La commissaire Elgrably se sent soudainement confuse : elle éprouve quelques difficultés à saisir le raisonnement du chef.  « C’est un grand avocat et un politicien expérimenté; il doit avoir raison » se dit elle.  « Mais est-ce réellement un petit problème ?  Non. »  Elle revient à la charge :

-    Commandant ?

-    Patriarche !  Encore un commandant et vous serez corvée de McDo avec Dumont!

-    Mille excuses.  C’est concernant le petit problème...

-    Quoi encore ?!

-    C’est que bien que le problème puisse sembler petit pour le moment, il pourrait avoir de lourdes conséquences dans un avenir plus ou moins rapproché.

-    Un petit problème avec du potentiel, en quelque sorte ?

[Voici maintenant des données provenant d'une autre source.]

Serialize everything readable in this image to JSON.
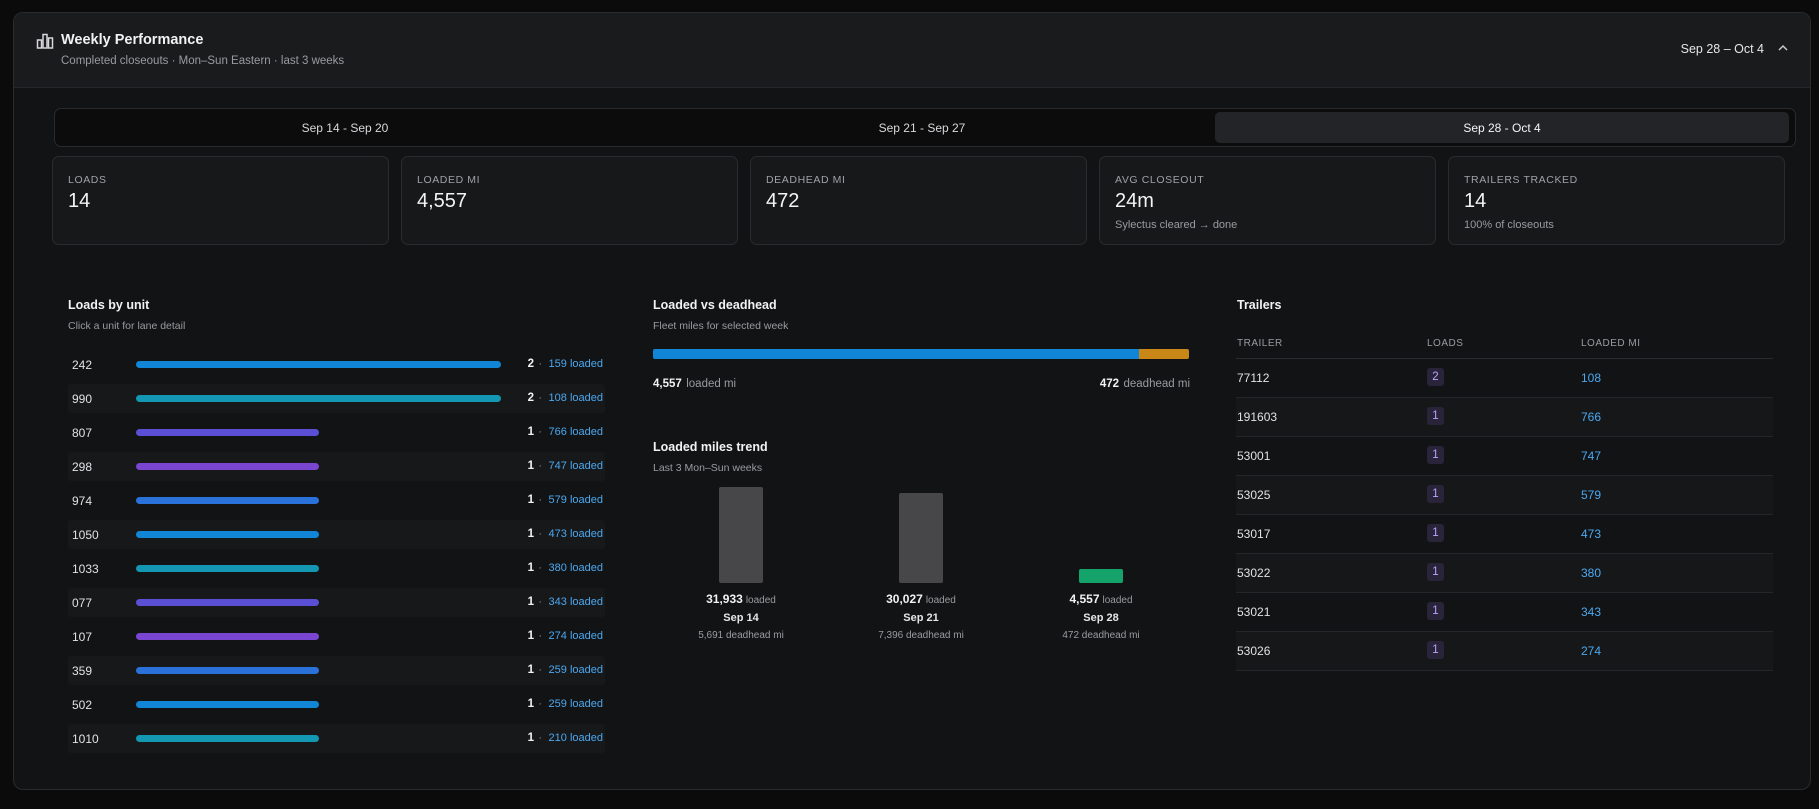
{
  "header": {
    "title": "Weekly Performance",
    "subtitle": "Completed closeouts · Mon–Sun Eastern · last 3 weeks",
    "range": "Sep 28 – Oct 4",
    "icon": "bar-chart-icon",
    "toggle_icon": "chevron-up-icon"
  },
  "tabs": [
    {
      "label": "Sep 14 - Sep 20",
      "active": false
    },
    {
      "label": "Sep 21 - Sep 27",
      "active": false
    },
    {
      "label": "Sep 28 - Oct 4",
      "active": true
    }
  ],
  "kpis": [
    {
      "label": "LOADS",
      "value": "14",
      "note": ""
    },
    {
      "label": "LOADED MI",
      "value": "4,557",
      "note": ""
    },
    {
      "label": "DEADHEAD MI",
      "value": "472",
      "note": ""
    },
    {
      "label": "AVG CLOSEOUT",
      "value": "24m",
      "note": "Sylectus cleared → done"
    },
    {
      "label": "TRAILERS TRACKED",
      "value": "14",
      "note": "100% of closeouts"
    }
  ],
  "loads_by_unit": {
    "title": "Loads by unit",
    "subtitle": "Click a unit for lane detail",
    "separator": "·",
    "max_loads": 2,
    "units": [
      {
        "unit": "242",
        "loads": 2,
        "loaded": "159 loaded",
        "color": "#1186d6"
      },
      {
        "unit": "990",
        "loads": 2,
        "loaded": "108 loaded",
        "color": "#1397b3"
      },
      {
        "unit": "807",
        "loads": 1,
        "loaded": "766 loaded",
        "color": "#5b4fd6"
      },
      {
        "unit": "298",
        "loads": 1,
        "loaded": "747 loaded",
        "color": "#7a45d1"
      },
      {
        "unit": "974",
        "loads": 1,
        "loaded": "579 loaded",
        "color": "#2a72d9"
      },
      {
        "unit": "1050",
        "loads": 1,
        "loaded": "473 loaded",
        "color": "#1186d6"
      },
      {
        "unit": "1033",
        "loads": 1,
        "loaded": "380 loaded",
        "color": "#1397b3"
      },
      {
        "unit": "077",
        "loads": 1,
        "loaded": "343 loaded",
        "color": "#5b4fd6"
      },
      {
        "unit": "107",
        "loads": 1,
        "loaded": "274 loaded",
        "color": "#7a45d1"
      },
      {
        "unit": "359",
        "loads": 1,
        "loaded": "259 loaded",
        "color": "#2a72d9"
      },
      {
        "unit": "502",
        "loads": 1,
        "loaded": "259 loaded",
        "color": "#1186d6"
      },
      {
        "unit": "1010",
        "loads": 1,
        "loaded": "210 loaded",
        "color": "#1397b3"
      }
    ]
  },
  "loaded_vs_deadhead": {
    "title": "Loaded vs deadhead",
    "subtitle": "Fleet miles for selected week",
    "loaded_value": "4,557",
    "loaded_label": "loaded mi",
    "deadhead_value": "472",
    "deadhead_label": "deadhead mi",
    "loaded_mi": 4557,
    "deadhead_mi": 472,
    "loaded_color": "#1186d6",
    "deadhead_color": "#c88716"
  },
  "trend": {
    "title": "Loaded miles trend",
    "subtitle": "Last 3 Mon–Sun weeks",
    "loaded_suffix": "loaded",
    "max_mi": 31933,
    "weeks": [
      {
        "week": "Sep 14",
        "loaded_text": "31,933",
        "loaded_mi": 31933,
        "deadhead": "5,691 deadhead mi",
        "selected": false
      },
      {
        "week": "Sep 21",
        "loaded_text": "30,027",
        "loaded_mi": 30027,
        "deadhead": "7,396 deadhead mi",
        "selected": false
      },
      {
        "week": "Sep 28",
        "loaded_text": "4,557",
        "loaded_mi": 4557,
        "deadhead": "472 deadhead mi",
        "selected": true
      }
    ],
    "bar_color": "#474749",
    "selected_color": "#14a36a"
  },
  "trailers": {
    "title": "Trailers",
    "columns": [
      "TRAILER",
      "LOADS",
      "LOADED MI"
    ],
    "rows": [
      {
        "trailer": "77112",
        "loads": "2",
        "loaded_mi": "108"
      },
      {
        "trailer": "191603",
        "loads": "1",
        "loaded_mi": "766"
      },
      {
        "trailer": "53001",
        "loads": "1",
        "loaded_mi": "747"
      },
      {
        "trailer": "53025",
        "loads": "1",
        "loaded_mi": "579"
      },
      {
        "trailer": "53017",
        "loads": "1",
        "loaded_mi": "473"
      },
      {
        "trailer": "53022",
        "loads": "1",
        "loaded_mi": "380"
      },
      {
        "trailer": "53021",
        "loads": "1",
        "loaded_mi": "343"
      },
      {
        "trailer": "53026",
        "loads": "1",
        "loaded_mi": "274"
      }
    ]
  }
}
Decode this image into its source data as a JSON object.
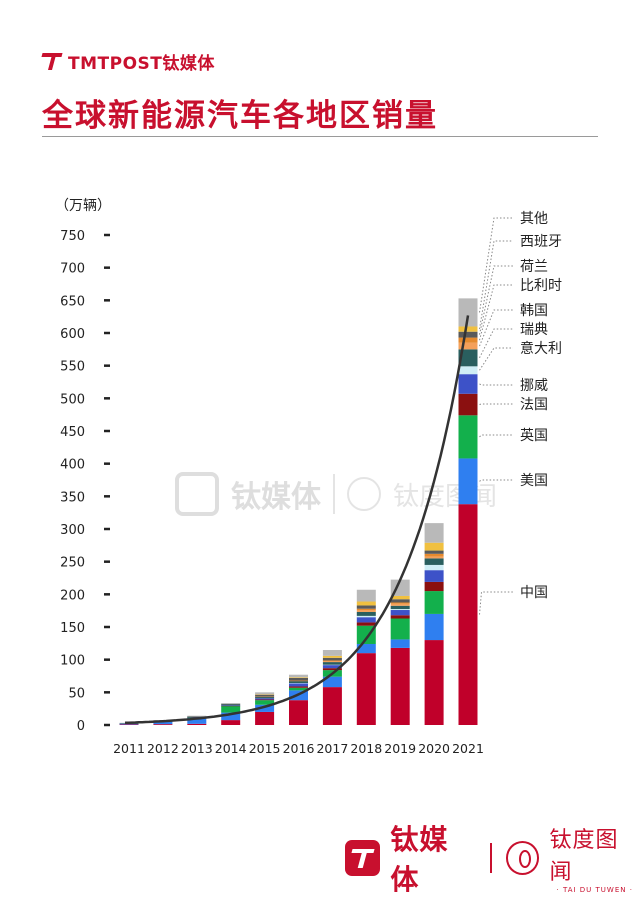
{
  "brand": {
    "name": "TMTPOST钛媒体",
    "footer_name": "钛媒体",
    "footer_alt_name": "钛度图闻",
    "footer_alt_sub": "· TAI DU TUWEN ·"
  },
  "watermark": {
    "name": "钛媒体",
    "alt_name": "钛度图闻",
    "alt_sub": "TAI DU TUWEN"
  },
  "colors": {
    "brand": "#c8102e",
    "中国": "#c0002a",
    "美国": "#2f7ff0",
    "英国": "#13b04c",
    "法国": "#8b1010",
    "挪威": "#3d52c8",
    "意大利": "#cfeef6",
    "瑞典": "#2a5f5f",
    "韩国": "#f4a05a",
    "比利时": "#e58a2e",
    "荷兰": "#5a5a5a",
    "西班牙": "#f0c040",
    "其他": "#b9b9b9",
    "trend": "#333333"
  },
  "chart_data": {
    "type": "bar",
    "stacked": true,
    "title": "全球新能源汽车各地区销量",
    "ylabel": "（万辆）",
    "ylim": [
      0,
      750
    ],
    "yticks": [
      0,
      50,
      100,
      150,
      200,
      250,
      300,
      350,
      400,
      450,
      500,
      550,
      600,
      650,
      700,
      750
    ],
    "categories": [
      "2011",
      "2012",
      "2013",
      "2014",
      "2015",
      "2016",
      "2017",
      "2018",
      "2019",
      "2020",
      "2021"
    ],
    "series": [
      {
        "name": "中国",
        "values": [
          0.8,
          1.3,
          1.8,
          7.5,
          20,
          38,
          58,
          110,
          118,
          130,
          338
        ]
      },
      {
        "name": "美国",
        "values": [
          1.8,
          4.5,
          9.5,
          11.5,
          11,
          15,
          16,
          14,
          13,
          40,
          70
        ]
      },
      {
        "name": "英国",
        "values": [
          0.1,
          0.2,
          0.3,
          10,
          7,
          4,
          10,
          28,
          32,
          35,
          66
        ]
      },
      {
        "name": "法国",
        "values": [
          0.2,
          0.3,
          0.5,
          0.5,
          1,
          2,
          3,
          5,
          5,
          14,
          33
        ]
      },
      {
        "name": "挪威",
        "values": [
          0.2,
          0.3,
          0.5,
          0.5,
          2,
          5,
          5,
          8,
          8,
          18,
          30
        ]
      },
      {
        "name": "意大利",
        "values": [
          0,
          0,
          0,
          0,
          0,
          0.3,
          0.3,
          2,
          1.5,
          8,
          12
        ]
      },
      {
        "name": "瑞典",
        "values": [
          0,
          0,
          0.1,
          1.5,
          2,
          3,
          4,
          6,
          5,
          10,
          26
        ]
      },
      {
        "name": "韩国",
        "values": [
          0,
          0,
          0,
          0,
          0.5,
          0.5,
          2,
          3,
          3,
          3,
          10
        ]
      },
      {
        "name": "比利时",
        "values": [
          0,
          0,
          0,
          0,
          0,
          0.2,
          0.5,
          2,
          2,
          4,
          8
        ]
      },
      {
        "name": "荷兰",
        "values": [
          0,
          0.3,
          0.5,
          1,
          3,
          4,
          4,
          5,
          5,
          5,
          9
        ]
      },
      {
        "name": "西班牙",
        "values": [
          0,
          0,
          0,
          0,
          0.5,
          1,
          3,
          6,
          5,
          12,
          8
        ]
      },
      {
        "name": "其他",
        "values": [
          0.2,
          0.6,
          1,
          1,
          3,
          4,
          9,
          18,
          25,
          30,
          43
        ]
      }
    ],
    "trend_line": true,
    "legend_placement": "right, labels with dotted leader lines"
  }
}
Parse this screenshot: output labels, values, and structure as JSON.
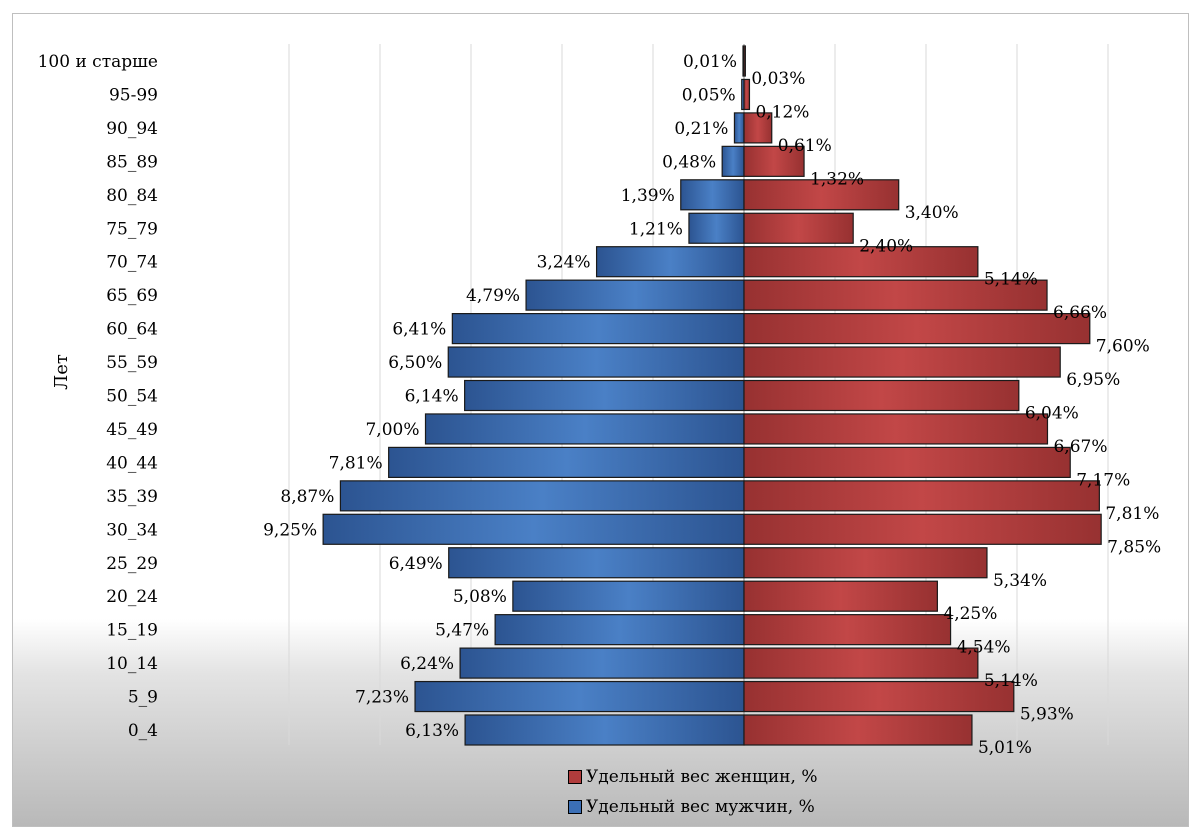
{
  "chart_data": {
    "type": "bar",
    "orientation": "horizontal",
    "layout": "population-pyramid",
    "title": "",
    "ylabel": "Лет",
    "categories": [
      "100 и старше",
      "95-99",
      "90_94",
      "85_89",
      "80_84",
      "75_79",
      "70_74",
      "65_69",
      "60_64",
      "55_59",
      "50_54",
      "45_49",
      "40_44",
      "35_39",
      "30_34",
      "25_29",
      "20_24",
      "15_19",
      "10_14",
      "5_9",
      "0_4"
    ],
    "series": [
      {
        "name": "Удельный вес мужчин, %",
        "side": "left",
        "color": "#3b6fb6",
        "values": [
          0.01,
          0.05,
          0.21,
          0.48,
          1.39,
          1.21,
          3.24,
          4.79,
          6.41,
          6.5,
          6.14,
          7.0,
          7.81,
          8.87,
          9.25,
          6.49,
          5.08,
          5.47,
          6.24,
          7.23,
          6.13
        ],
        "labels": [
          "0,01%",
          "0,05%",
          "0,21%",
          "0,48%",
          "1,39%",
          "1,21%",
          "3,24%",
          "4,79%",
          "6,41%",
          "6,50%",
          "6,14%",
          "7,00%",
          "7,81%",
          "8,87%",
          "9,25%",
          "6,49%",
          "5,08%",
          "5,47%",
          "6,24%",
          "7,23%",
          "6,13%"
        ]
      },
      {
        "name": "Удельный вес женщин, %",
        "side": "right",
        "color": "#b13c3c",
        "values": [
          0.03,
          0.12,
          0.61,
          1.32,
          3.4,
          2.4,
          5.14,
          6.66,
          7.6,
          6.95,
          6.04,
          6.67,
          7.17,
          7.81,
          7.85,
          5.34,
          4.25,
          4.54,
          5.14,
          5.93,
          5.01
        ],
        "labels": [
          "0,03%",
          "0,12%",
          "0,61%",
          "1,32%",
          "3,40%",
          "2,40%",
          "5,14%",
          "6,66%",
          "7,60%",
          "6,95%",
          "6,04%",
          "6,67%",
          "7,17%",
          "7,81%",
          "7,85%",
          "5,34%",
          "4,25%",
          "4,54%",
          "5,14%",
          "5,93%",
          "5,01%"
        ]
      }
    ],
    "xlim": [
      -10,
      10
    ],
    "grid": true,
    "legend_position": "bottom"
  },
  "legend": {
    "women_label": "Удельный вес женщин, %",
    "men_label": "Удельный вес мужчин, %"
  }
}
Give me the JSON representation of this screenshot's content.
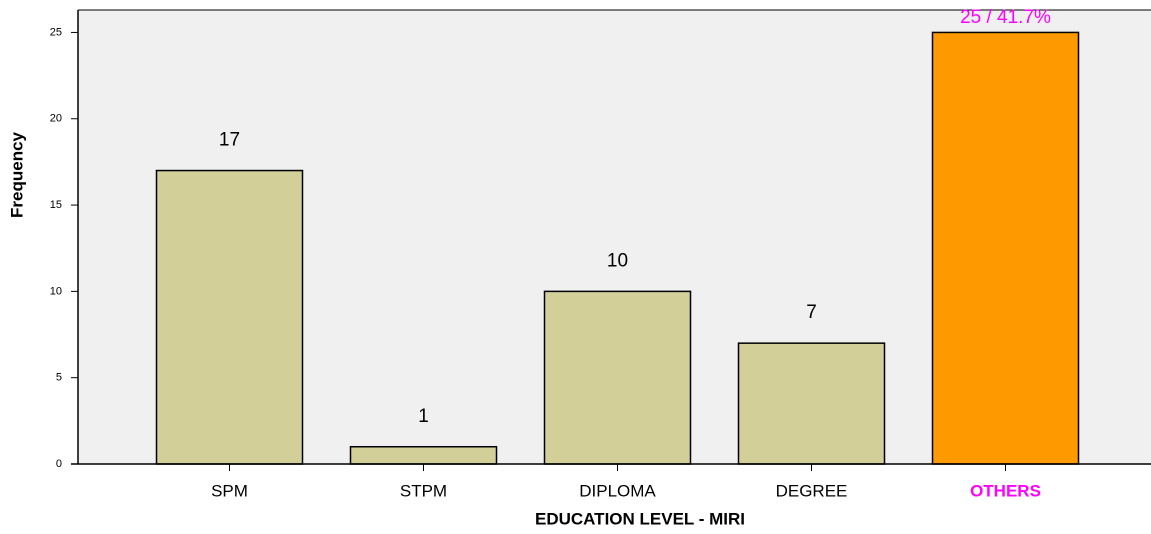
{
  "chart_data": {
    "type": "bar",
    "x_label": "EDUCATION LEVEL - MIRI",
    "y_label": "Frequency",
    "categories": [
      "SPM",
      "STPM",
      "DIPLOMA",
      "DEGREE",
      "OTHERS"
    ],
    "values": [
      17,
      1,
      10,
      7,
      25
    ],
    "value_labels": [
      "17",
      "1",
      "10",
      "7",
      "25 / 41.7%"
    ],
    "colors": [
      "#d3cf99",
      "#d3cf99",
      "#d3cf99",
      "#d3cf99",
      "#ff9900"
    ],
    "label_colors": [
      "#000000",
      "#000000",
      "#000000",
      "#000000",
      "#ff00ff"
    ],
    "ylim": [
      0,
      26.3
    ],
    "yticks": [
      0,
      5,
      10,
      15,
      20,
      25
    ],
    "background": "#f0f0f0"
  }
}
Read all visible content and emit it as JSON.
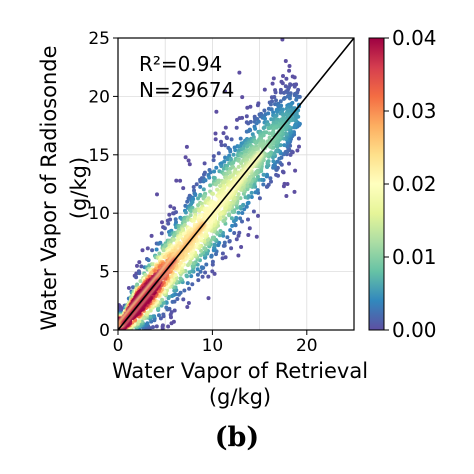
{
  "chart_data": {
    "type": "scatter",
    "title": "",
    "xlabel_line1": "Water Vapor of Retrieval",
    "xlabel_line2": "(g/kg)",
    "ylabel_line1": "Water Vapor of Radiosonde",
    "ylabel_line2": "(g/kg)",
    "xlim": [
      0,
      25
    ],
    "ylim": [
      0,
      25
    ],
    "x_ticks": [
      0,
      10,
      20
    ],
    "y_ticks": [
      0,
      5,
      10,
      15,
      20,
      25
    ],
    "grid": true,
    "annotations": {
      "r2": "R²=0.94",
      "n": "N=29674"
    },
    "reference_line": {
      "from": [
        0,
        0
      ],
      "to": [
        25,
        25
      ],
      "color": "#000000"
    },
    "colorbar": {
      "range": [
        0.0,
        0.04
      ],
      "ticks": [
        "0.00",
        "0.01",
        "0.02",
        "0.03",
        "0.04"
      ],
      "colormap": "Spectral_r"
    },
    "density_ridge": {
      "x": [
        0.5,
        2,
        4,
        6,
        8,
        10,
        12,
        14,
        16,
        18,
        19
      ],
      "y": [
        0.5,
        2.1,
        4.0,
        6.0,
        8.0,
        10.1,
        12.0,
        14.0,
        16.0,
        17.8,
        18.5
      ],
      "spread_y": [
        0.5,
        1.2,
        1.7,
        2.0,
        2.3,
        2.5,
        2.5,
        2.4,
        2.3,
        2.0,
        1.5
      ]
    },
    "point_count": 29674
  },
  "figure": {
    "panel_label": "(b)"
  },
  "colors": {
    "points": "#5e4fa2",
    "spectral_stops": [
      "#5e4fa2",
      "#3288bd",
      "#66c2a5",
      "#abdda4",
      "#e6f598",
      "#ffffbf",
      "#fee08b",
      "#fdae61",
      "#f46d43",
      "#d53e4f",
      "#9e0142"
    ]
  }
}
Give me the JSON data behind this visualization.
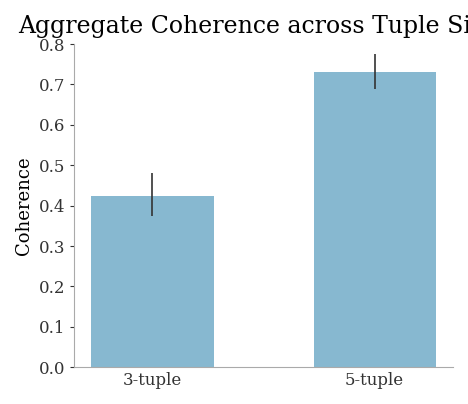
{
  "categories": [
    "3-tuple",
    "5-tuple"
  ],
  "values": [
    0.425,
    0.73
  ],
  "errors_upper": [
    0.055,
    0.045
  ],
  "errors_lower": [
    0.05,
    0.04
  ],
  "bar_color": "#87b8d0",
  "title": "Aggregate Coherence across Tuple Sizes",
  "ylabel": "Coherence",
  "ylim": [
    0.0,
    0.8
  ],
  "yticks": [
    0.0,
    0.1,
    0.2,
    0.3,
    0.4,
    0.5,
    0.6,
    0.7,
    0.8
  ],
  "title_fontsize": 17,
  "label_fontsize": 13,
  "tick_fontsize": 12,
  "bar_width": 0.55,
  "error_capsize": 0,
  "error_color": "#333333",
  "error_linewidth": 1.2,
  "bg_color": "#ffffff",
  "plot_bg_color": "#ffffff"
}
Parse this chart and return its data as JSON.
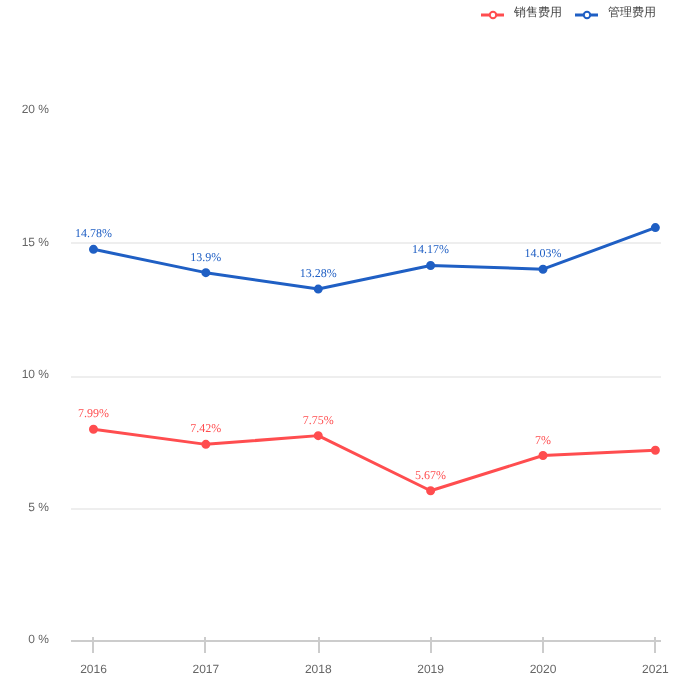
{
  "chart_data": {
    "type": "line",
    "categories": [
      "2016",
      "2017",
      "2018",
      "2019",
      "2020",
      "2021"
    ],
    "series": [
      {
        "name": "销售费用",
        "color": "#ff4d4f",
        "values": [
          7.99,
          7.42,
          7.75,
          5.67,
          7,
          7.2
        ],
        "value_labels": [
          "7.99%",
          "7.42%",
          "7.75%",
          "5.67%",
          "7%",
          null
        ]
      },
      {
        "name": "管理费用",
        "color": "#1f5fc4",
        "values": [
          14.78,
          13.9,
          13.28,
          14.17,
          14.03,
          15.6
        ],
        "value_labels": [
          "14.78%",
          "13.9%",
          "13.28%",
          "14.17%",
          "14.03%",
          null
        ]
      }
    ],
    "ylim": [
      0,
      20
    ],
    "yticks": [
      {
        "value": 0,
        "label": "0 %"
      },
      {
        "value": 5,
        "label": "5 %"
      },
      {
        "value": 10,
        "label": "10 %"
      },
      {
        "value": 15,
        "label": "15 %"
      },
      {
        "value": 20,
        "label": "20 %"
      }
    ],
    "grid": "y",
    "legend": "top right",
    "marker": "circle",
    "line_style": "solid"
  }
}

-    Exactement, comman... patriarche!

-    Bon, comme nous avons toujours encouragé l’effort et le mérite chez ceux qui ont un certain potentiel, je crois que nous devrions prendre en compte ce petit problème potentiellement méritant et tout autant potentiellement grand.  Allez-y  commissaire, je vous écoute!

-    Voilà : nous n’avons que très peu de médicaments pour l’expédition et cela pourrait s’avérer problématique dans un avenir plus ou moins éloigné.

-    Ne me dites pas que les scélérats ont oubliés le tube de Préparation H ??? 

-    Non, Patriarche. 

-    Ah bon, c’est qu’à mon âge, il n’y a pas de chance à prendre : un fondement sain le matin peut s’avérer problématique le lendemain.

« Le commandant est vraiment un as des proverbes », pense la commissaire, admirative.

-   Ne trouvez-vous pas qu’il y ait trop peu de médicaments dans la trousse de premiers soins Advil-Johnson & Johnson-Preparation H?

-    Ma chère, nous demandons aux Québécoises et Québécois de s’en remettre au privé en ce qui a trait aux soins de santé.  Nous avons donc demandé aux entreprises privées de nous commanditer nos fournitures médicales.  Vous connaissez le principe de l’équilibre du marché ?  L’État ne doit pas interférer avec le privé, c’est donc logiquement ce dont nous avons besoin.

Satisfaite de la logique de la réponse du sage patriarche, Elgrably s’en retourne auprès du pauvre Facal, étendu sur sa civière.